Monday, March 30, 2009

The Book of Unholy Mischief by Elle Newmark

I picked this book up because of the title and the gorgeous cover.  I don't do that often, but this was just irresistible.  Then I read that it is set in 15th century Venice and of course I was hooked.

Luciano is a penniless orphan taken in by the chef of the doge of Venice.  He is unsure of himself and suspicious of the chef.  After all, Luciano is obviously a thief, so he can't imagine what the chef's motivations are.  However, the prospect of steady meals and a safe place to sleep every night are motivation enough to make him stay.  It is only after he has worked in the kitchen for awhile that he really begins to notice and wonder about the strange goings on in the Venice, the doge's palace, and his maestro's kitchen.  There is gossip about a heretical book that has instructions for alchemy, love potions, and achieving immortality.  The doge is old and sick and has begun questioning people about the book's whereabouts, sometimes at his dinner table but increasingly more often by torture in his dungeon.  Last but not least, Luciano begins to notice that the chef's sumptuous, exotic meals make people act strangely.  Why does he command strict privacy to assemble the sauces and take unknown ingredients from his personal (and locked) cabinet?  Why does he care who the doge questions, tortures, or kills?  Could the chef know something about the book?  The answer will be beyond anything Luciano could imagine.  If a Venice street urchin has any innocence left, the answer will surely remove the last of it.

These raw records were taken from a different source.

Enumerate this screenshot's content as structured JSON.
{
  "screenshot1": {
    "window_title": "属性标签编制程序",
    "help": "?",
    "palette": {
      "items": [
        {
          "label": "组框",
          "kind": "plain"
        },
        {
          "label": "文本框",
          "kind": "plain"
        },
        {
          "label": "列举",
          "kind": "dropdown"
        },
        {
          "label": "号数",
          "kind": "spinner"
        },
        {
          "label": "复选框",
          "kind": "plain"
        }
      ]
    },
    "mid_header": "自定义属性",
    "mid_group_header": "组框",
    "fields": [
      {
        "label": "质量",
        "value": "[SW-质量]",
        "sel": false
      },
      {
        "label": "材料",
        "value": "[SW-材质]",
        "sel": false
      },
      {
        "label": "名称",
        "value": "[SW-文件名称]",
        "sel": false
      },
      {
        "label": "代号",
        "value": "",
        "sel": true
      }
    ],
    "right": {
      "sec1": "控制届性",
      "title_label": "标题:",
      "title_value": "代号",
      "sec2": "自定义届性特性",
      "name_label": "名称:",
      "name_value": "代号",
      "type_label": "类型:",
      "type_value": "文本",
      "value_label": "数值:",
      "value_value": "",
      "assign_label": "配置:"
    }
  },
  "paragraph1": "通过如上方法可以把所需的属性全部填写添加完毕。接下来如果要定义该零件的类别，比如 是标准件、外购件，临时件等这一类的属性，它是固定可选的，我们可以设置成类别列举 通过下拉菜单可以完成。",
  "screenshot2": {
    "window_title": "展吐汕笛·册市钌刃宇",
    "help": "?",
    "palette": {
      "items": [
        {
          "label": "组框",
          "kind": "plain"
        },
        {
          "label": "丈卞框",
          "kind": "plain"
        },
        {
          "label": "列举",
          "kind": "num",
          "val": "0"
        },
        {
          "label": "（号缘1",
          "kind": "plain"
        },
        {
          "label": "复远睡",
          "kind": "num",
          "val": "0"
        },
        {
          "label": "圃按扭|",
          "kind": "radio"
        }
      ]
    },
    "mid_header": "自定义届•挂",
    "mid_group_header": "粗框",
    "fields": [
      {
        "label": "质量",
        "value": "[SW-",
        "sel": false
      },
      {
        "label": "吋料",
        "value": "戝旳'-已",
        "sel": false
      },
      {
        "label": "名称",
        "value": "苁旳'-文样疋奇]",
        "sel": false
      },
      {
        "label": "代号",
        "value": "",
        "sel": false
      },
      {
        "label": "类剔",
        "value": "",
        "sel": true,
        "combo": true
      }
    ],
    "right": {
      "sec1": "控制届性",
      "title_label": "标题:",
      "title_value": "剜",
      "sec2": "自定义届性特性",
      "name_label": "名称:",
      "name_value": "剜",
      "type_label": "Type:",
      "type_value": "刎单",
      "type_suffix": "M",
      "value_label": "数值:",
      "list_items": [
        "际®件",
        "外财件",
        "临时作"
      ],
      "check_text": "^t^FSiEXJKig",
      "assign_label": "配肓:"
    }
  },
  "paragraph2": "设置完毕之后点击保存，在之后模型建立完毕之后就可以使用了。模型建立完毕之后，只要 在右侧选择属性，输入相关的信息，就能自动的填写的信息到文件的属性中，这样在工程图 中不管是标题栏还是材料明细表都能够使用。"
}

This is a first novel and it shows in some ways, but having said that, O.M.G. what a gorgeous novel!  Venice in all her slutty 15th century gaudiness is spread out before you if only you will open the cover.  Her descriptions of the markets, alleys, canals and the meals...the meals!  I'd act strangely too.  There was not too much that I didn't see coming before it arrived but it was a rollicking ride to make it there.  I give her props too for not going with the happily ever after...or at least not the one that I was expecting anyway.

This is not a YA novel by any means, but it reminded me of one of my favs, The Water Mirror by Kai Meyer.  He is a German author whose novels have recently been translated into English in the past few years.  His novels are a bit darker than I'm really used to seeing them from other authors and not really in ways that are easy for me to describe, but try them out for yourself if you're interested!